Per your suggestion, I reran the experiment with 1000 iterations instead of 100 iterations. After doing that, what I see is:

Is this normal?

Breakend commented 4 years ago

Yup, that's normal. The data.json file contains the energy readings while the .log file is meant for exceptions and that sort of thing so we can debug better.

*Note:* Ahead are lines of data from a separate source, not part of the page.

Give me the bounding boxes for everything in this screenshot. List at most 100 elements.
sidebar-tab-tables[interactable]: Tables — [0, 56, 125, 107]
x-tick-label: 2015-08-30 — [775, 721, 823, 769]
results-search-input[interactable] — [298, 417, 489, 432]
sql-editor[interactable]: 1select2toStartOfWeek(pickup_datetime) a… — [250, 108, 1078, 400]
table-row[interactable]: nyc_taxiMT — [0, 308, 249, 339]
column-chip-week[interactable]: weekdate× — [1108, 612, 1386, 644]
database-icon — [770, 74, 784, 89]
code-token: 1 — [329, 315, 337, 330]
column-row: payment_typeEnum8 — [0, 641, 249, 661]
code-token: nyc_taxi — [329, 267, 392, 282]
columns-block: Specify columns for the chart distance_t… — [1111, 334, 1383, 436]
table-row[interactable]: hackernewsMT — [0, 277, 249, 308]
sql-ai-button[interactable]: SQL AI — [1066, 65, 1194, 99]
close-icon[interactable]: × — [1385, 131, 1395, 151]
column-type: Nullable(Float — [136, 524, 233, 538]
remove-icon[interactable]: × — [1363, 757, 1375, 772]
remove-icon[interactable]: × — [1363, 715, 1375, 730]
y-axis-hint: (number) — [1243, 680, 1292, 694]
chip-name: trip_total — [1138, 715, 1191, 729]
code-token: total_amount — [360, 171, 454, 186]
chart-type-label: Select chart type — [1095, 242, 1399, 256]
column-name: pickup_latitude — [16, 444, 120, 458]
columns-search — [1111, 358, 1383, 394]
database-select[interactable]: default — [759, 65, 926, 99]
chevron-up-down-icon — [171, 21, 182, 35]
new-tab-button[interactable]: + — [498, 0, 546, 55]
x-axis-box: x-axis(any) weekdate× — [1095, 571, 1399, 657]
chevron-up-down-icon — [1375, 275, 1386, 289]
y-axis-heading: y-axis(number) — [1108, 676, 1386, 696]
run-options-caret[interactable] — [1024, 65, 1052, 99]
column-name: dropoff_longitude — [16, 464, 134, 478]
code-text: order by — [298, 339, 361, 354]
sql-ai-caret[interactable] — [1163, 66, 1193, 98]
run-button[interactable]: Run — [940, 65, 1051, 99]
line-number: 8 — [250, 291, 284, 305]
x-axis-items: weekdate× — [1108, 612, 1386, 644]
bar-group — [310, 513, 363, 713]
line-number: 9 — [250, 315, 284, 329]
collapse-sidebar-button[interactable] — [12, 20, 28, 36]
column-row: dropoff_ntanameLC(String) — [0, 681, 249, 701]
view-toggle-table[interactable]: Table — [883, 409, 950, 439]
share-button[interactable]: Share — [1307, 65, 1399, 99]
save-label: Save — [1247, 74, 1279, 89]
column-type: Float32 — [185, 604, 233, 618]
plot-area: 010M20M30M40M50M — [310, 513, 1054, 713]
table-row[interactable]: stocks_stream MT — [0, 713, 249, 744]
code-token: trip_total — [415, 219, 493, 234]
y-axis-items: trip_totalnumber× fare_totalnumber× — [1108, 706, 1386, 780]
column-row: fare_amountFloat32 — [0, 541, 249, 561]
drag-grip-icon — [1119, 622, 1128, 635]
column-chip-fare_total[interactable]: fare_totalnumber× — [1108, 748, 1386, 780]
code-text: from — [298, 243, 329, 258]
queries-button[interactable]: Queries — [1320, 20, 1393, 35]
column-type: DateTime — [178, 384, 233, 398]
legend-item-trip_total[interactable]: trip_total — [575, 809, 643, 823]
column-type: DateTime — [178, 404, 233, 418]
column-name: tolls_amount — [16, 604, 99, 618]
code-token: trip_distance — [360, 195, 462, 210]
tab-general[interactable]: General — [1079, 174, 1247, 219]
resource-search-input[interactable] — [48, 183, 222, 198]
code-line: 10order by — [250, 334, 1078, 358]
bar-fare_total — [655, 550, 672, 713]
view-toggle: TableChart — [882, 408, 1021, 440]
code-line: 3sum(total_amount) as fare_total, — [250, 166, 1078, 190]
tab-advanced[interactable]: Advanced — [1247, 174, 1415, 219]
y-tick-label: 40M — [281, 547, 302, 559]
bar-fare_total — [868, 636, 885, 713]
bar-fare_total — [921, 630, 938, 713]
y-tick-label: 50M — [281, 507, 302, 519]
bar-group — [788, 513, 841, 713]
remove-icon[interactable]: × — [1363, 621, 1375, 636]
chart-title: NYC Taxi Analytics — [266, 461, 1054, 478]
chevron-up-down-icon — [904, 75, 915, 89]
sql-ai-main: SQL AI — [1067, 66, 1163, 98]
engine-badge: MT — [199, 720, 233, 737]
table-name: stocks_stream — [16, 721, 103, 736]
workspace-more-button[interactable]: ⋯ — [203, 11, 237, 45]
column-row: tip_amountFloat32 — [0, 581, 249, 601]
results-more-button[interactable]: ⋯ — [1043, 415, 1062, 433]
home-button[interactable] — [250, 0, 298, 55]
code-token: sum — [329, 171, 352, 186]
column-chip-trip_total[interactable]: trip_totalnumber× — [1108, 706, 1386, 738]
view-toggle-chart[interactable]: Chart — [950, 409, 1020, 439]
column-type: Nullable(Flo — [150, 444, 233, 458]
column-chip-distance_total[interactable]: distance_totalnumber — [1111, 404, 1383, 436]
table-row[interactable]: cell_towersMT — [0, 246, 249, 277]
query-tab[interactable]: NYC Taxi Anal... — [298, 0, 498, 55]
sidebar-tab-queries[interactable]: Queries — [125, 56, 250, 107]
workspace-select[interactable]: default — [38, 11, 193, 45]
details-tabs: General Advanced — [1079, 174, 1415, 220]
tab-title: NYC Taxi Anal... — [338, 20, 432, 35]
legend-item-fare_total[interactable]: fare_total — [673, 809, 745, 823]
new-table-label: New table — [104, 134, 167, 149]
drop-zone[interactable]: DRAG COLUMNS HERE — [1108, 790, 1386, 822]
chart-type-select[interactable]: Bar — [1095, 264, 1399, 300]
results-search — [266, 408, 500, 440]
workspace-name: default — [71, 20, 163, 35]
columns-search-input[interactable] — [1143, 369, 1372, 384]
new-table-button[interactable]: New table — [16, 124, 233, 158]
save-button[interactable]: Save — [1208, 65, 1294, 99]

forresti commented 4 years ago

Great. Thanks again for the help.

I also just wanted to share that I was able to use the provided generate-carbon-impact-statement script to produce a summary of the results.

Specifically, when I do this:

#!/bin/bash

input_dir=/tmp/tmpg_btwq_9
python scripts/generate-carbon-impact-statement $input_dir  "USA"

...it prints:

This work contributed 0.002 kg of $\text{CO}_{2eq}$ to the atmosphere and used 0.008 kWh of electricity, having a USA-specific social cost of carbon of \$0.00 (\$0.00, \$0.00). Carbon accounting information can be found here: \url{<TODO: Insert URL of generated HTML appendix with all info here>}. The social cost of carbon uses models from \citep{ricke2018country} and this statement and carbon emissions information was generated using \emph{experiment-impact-tracker}\citep{henderson2019climate}.